Here at HubSpot we often recommend using your corporate blog to answer questions for your customers. Lately we’ve been taking our own advice and using the HubSpot Inbound Marketing Blog to address questions that people ask when they call in to HubSpot’s Sales and Service representatives.
Today’s question: What is CSS?
This is one we get a lot. It’s one of those things where a lot of people have heard the initials but most don’t know what they stand for. Out of the 7 billion people on the planet, we’re guessing that 6.999 billion don’t know what CSS is.
Once you do know what CSS is, you may discover that you actually don’t need to know what it is, because you’ll never have to deal with it -- you have designers or agencies that are handling your CSS needs. But we get it. You’re curious. Knowledge is power. And it's good to be well versed in the language your designers and agencies use. So here goes.
What is CSS?
CSS stands for Cascading Style Sheets. Basically, CSS is a language that manages the design and presentation of web pages -- the way things look. It works together with HTML, or HyperText Markup Language, which handles the content of web pages.

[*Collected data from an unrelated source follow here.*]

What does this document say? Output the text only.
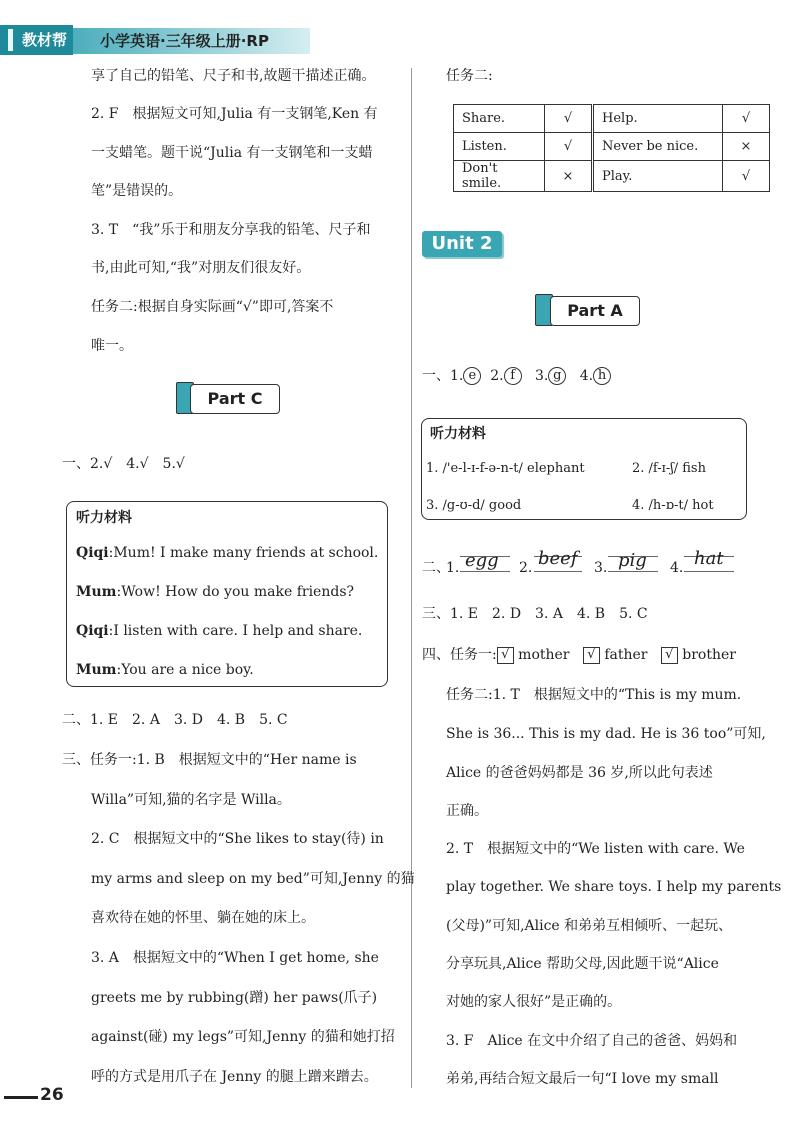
教材帮	小学英语·三年级上册·RP
享了自己的铅笔、尺子和书,故题干描述正确。
2. F　根据短文可知,Julia 有一支钢笔,Ken 有
一支蜡笔。题干说“Julia 有一支钢笔和一支蜡
笔”是错误的。
3. T　“我”乐于和朋友分享我的铅笔、尺子和
书,由此可知,“我”对朋友们很友好。
任务二:根据自身实际画“√”即可,答案不
唯一。
Part C
一、2.√　4.√　5.√
听力材料
Qiqi:Mum! I make many friends at school.
Mum:Wow! How do you make friends?
Qiqi:I listen with care. I help and share.
Mum:You are a nice boy.
二、1. E　2. A　3. D　4. B　5. C
三、任务一:1. B　根据短文中的“Her name is
Willa”可知,猫的名字是 Willa。
2. C　根据短文中的“She likes to stay(待) in
my arms and sleep on my bed”可知,Jenny 的猫
喜欢待在她的怀里、躺在她的床上。
3. A　根据短文中的“When I get home, she
greets me by rubbing(蹭) her paws(爪子)
against(碰) my legs”可知,Jenny 的猫和她打招
呼的方式是用爪子在 Jenny 的腿上蹭来蹭去。
任务二:
Share.	√	Help.	√
Listen.	√	Never be nice.	×
Don't smile.	×	Play.	√
Unit 2
Part A
一、1. e 2. f 3. g 4. h
听力材料
1. /'e-l-ɪ-f-ə-n-t/ elephant	2. /f-ɪ-ʃ/ fish
3. /g-ʊ-d/ good	4. /h-ɒ-t/ hot
二、
1. egg 2. beef 3. pig 4. hat
三、1. E　2. D　3. A　4. B　5. C
四、任务一: √ mother √ father √ brother
任务二:1. T　根据短文中的“This is my mum.
She is 36... This is my dad. He is 36 too”可知,
Alice 的爸爸妈妈都是 36 岁,所以此句表述
正确。
2. T　根据短文中的“We listen with care. We
play together. We share toys. I help my parents
(父母)”可知,Alice 和弟弟互相倾听、一起玩、
分享玩具,Alice 帮助父母,因此题干说“Alice
对她的家人很好”是正确的。
3. F　Alice 在文中介绍了自己的爸爸、妈妈和
弟弟,再结合短文最后一句“I love my small
26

With CSS you can create rules to tell your website how you want it to display information. And you can keep the commands for the style stuff -- fonts, colors, and so on -- separate from the commands for the content.
They’re called “cascading” because you can have multiple style sheets, with one style sheet inheriting properties (or “cascading”) from others.
For a lot of people a plain old blog template is good enough. It’s only when you want to start customizing the look of a site that you need to delve into CSS.
Three Style Sheets
There are three kinds of CSS style sheets: external, internal, and inline.
External styles control how things look across many pages on a website.
Internal styles control the look of just one page.
Inline styles control just one element of a single page, even just a single word.
For more info on how these style sheets work together or “cascade” into one another, see this great tutorial from HubSpot.
Put simply, you can use multiple style sheets, and they will know how to defer to one another. Basically, inline overrides internal, and internal overrides external.
According to this CSS tutorial, you’re better off relying mostly on external styles, and avoiding the one-off stuff as much as possible.
You write out CSS commands and create a style sheet using a text editor. Then you link that style sheet to your HTML, and, voila, your site will now obey the rules you’ve set forth in the CSS style sheet.
There’s a lot more to CSS than what can be covered in a blog post. For example, as with any language, there’s a syntax that you have to learn, and we can’t cover that here. But if you're itching to get started ...
Just Enough to Be Dangerous
CSS code looks kind of weird at first glance. To give you an idea what it looks like, we've cribbed an example from a Mashable article on CSS. Take a look:
a:link {color:red;}
a:visited {color:purple;}
Translation: an unvisited link will appear in red, and a link that's been visited will be purple.
But it's not as techie as it seems. And again, a lot of people don’t ever need to touch CSS. However, if you do want to do some customization, you’ll need to come up to speed on CSS. If so, your best bet is to buy a book like this one to get caught up to speed, and then -- just start hacking away. The more you practice, the better and more fluent you'll be.